操作系统:Windows10
浏览器:Chrome 75.0.3770.80(正式版本)(64 位)
开发环境:Anaconda 2019.03(Python3.7)
IDE:PyCharm 2019.1.1 (Professional Edition)
爬虫框架:Scrapy
数据库:MySQL Community 8.0.16.0
爬取目标:腾讯招聘全部职位
步骤一:搭建开发环境
1、下载安装Anaconda
下载地址:https://www.anaconda.com/distribution/
下载完成后双击“Anaconda3-2019.03-Windows-x86_64”进行安装
2、下载安装PyCharm
官网地址:http://www.jetbrains.com/
进入官网找到Download相关页面进行下载,由于我对PyCharm进行了PJ,在hosts文件中设置了禁止访问http://www.jetbrains.com/,无法打开官网,下载过程就不进行截图演示了。
除了官网下载,也可以到软件学堂进行下载。
下载地址:http://www.xue51.com/search.asp?wd=pycharm
可在其中自行选择版本,里面安装及PJ方法写得很详细,在此就不再赘述了。
3、下载安装MySQL
下载地址:https://cdn.mysql.com//Downloads/MySQLInstaller/mysql-installer-community-8.0.16.0.msi
下载后双击运行“mysql-installer-community-8.0.16.0.msi”,一路默认直接点击下一步即可,其中设置好自己的root密码
4、安装Scrapy
在windows开始菜单中找到“Anaconda3(64-bit)”点击其中的“Anaconda Prompt”打开Anaconda命令行。
在Anaconda命令行中输入:pip install scrapy进行安装。
5、安装twisted
安装方法同上,在Anaconda命令行中输入:pip install twisted进行安装。
6、安装pymysql
安装方法同上,在Anaconda命令行中输入:pip install pymysql进行安装。
至此,开发环境搭建完成
步骤二:创建爬虫项目
1、为了便于项目管理,我们先在"C:\Users\用户名\"中新建一个文件夹,我创建的文件夹是“MyProjects”

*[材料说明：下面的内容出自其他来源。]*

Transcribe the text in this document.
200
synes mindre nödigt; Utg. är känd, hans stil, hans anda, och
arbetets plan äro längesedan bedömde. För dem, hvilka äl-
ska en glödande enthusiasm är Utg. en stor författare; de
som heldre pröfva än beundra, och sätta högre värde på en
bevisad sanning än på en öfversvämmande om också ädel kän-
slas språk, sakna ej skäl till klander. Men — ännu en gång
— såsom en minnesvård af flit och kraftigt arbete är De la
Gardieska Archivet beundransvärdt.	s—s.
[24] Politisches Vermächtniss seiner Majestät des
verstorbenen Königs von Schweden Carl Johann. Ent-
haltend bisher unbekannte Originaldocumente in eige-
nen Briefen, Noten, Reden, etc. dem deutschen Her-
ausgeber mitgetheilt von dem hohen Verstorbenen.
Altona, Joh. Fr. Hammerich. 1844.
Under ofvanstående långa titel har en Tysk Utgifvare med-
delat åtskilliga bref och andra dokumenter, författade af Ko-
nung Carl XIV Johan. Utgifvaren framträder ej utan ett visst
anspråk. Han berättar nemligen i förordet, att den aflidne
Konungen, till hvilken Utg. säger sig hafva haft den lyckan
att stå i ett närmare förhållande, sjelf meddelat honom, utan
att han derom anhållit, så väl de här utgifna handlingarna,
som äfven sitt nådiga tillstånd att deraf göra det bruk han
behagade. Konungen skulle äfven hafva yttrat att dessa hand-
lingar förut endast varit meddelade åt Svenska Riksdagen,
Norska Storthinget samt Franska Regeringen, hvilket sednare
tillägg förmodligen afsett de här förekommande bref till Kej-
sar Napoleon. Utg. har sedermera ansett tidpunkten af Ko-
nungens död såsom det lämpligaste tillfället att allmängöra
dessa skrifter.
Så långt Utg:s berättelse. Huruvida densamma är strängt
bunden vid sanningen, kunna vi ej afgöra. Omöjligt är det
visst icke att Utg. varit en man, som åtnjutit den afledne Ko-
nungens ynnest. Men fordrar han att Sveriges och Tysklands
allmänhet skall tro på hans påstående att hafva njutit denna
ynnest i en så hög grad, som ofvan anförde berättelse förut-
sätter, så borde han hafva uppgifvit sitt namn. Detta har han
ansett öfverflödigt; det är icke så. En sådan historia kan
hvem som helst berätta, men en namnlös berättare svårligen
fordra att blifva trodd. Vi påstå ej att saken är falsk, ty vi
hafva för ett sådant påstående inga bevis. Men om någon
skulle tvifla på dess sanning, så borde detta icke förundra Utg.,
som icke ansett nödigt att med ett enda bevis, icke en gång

2、打开Anaconda命令行输入:cd MyProjects进入“MyProjects”文件夹
3、创建名为tencent的爬虫项目,输入:scrapy startproject tencent
4、输入:cd tencent进入项目文件夹
5、创建名为tencentRecruit的爬虫,输入:scrapy genspider tencentRecruit tencent.com
至此,爬虫项目创建完成
步骤三:在PyCharm中打开爬虫项目,开始开发爬虫
1、打开PyCharm,点击菜单栏的“File”->"Open..."
项目打开后如上图所示,Scrapy的项目结构如下所示
其中run.py原本是没有的,此文件是自己写的,目的是可以在scrapy中直接运行爬虫程序。
scrapy.cfg是爬虫项目的配置文件,一般情况不需要修改。
spiders文件夹用于存放爬虫的主程序,目前里面已经有了之前我们通过命令行创建的爬虫tencentRecruit.py。
items.py是爬虫项目的目标文件。
pipelines.py是爬虫项目的管道文件,用于对爬取到的数据进行处理(如:数据格式化、将数据写入文件、将数据写入数据库)。
settings.py是爬虫项目的设置文件,用于设置爬虫。
2、创建run.py文件,编写入口程序
from scrapy import cmdline
if __name__ == '__main__':
cmdline.execute('scrapy crawl tencentRecruit'.split())
3、修改settings.py文件,对爬虫进行设置
scrapy已经以注释的形式为我们写好了几乎所有会用到的设置
我们只要将需要用的设置取消注释即可,修改后的settings.py文件如下
# -*- coding: utf-8 -*-
# Scrapy settings for tencent project
#
# For simplicity, this file contains only settings considered important or
# commonly used. You can find more settings consulting the documentation:
#
# https://doc.scrapy.org/en/latest/topics/settings.html
# https://doc.scrapy.org/en/latest/topics/downloader-middleware.html
# https://doc.scrapy.org/en/latest/topics/spider-middleware.html
BOT_NAME = 'tencent'
SPIDER_MODULES = ['tencent.spiders']
NEWSPIDER_MODULE = 'tencent.spiders'
# Crawl responsibly by identifying yourself (and your website) on the user-agent
# 此处取消注释,并将源文件的内容修改为浏览器的USER-AGENT,设置USER-AGENT的作用是防止反爬
USER_AGENT = 'Mozilla/5.0 (Windows NT 10.0; Win64; x64) AppleWebKit/537.36 (KHTML, like Gecko) Chrome/74.0.3729.169 ' \
'Safari/537.36 '
# Obey robots.txt rules
# 此处取消注释,并将值设置为False,作用是让爬虫程序不遵守目标网站的robots规则,robots规则用于规定网站内那些目录允许爬虫爬取,那些目录不允许爬虫爬取
ROBOTSTXT_OBEY = False
# Configure maximum concurrent requests performed by Scrapy (default: 16)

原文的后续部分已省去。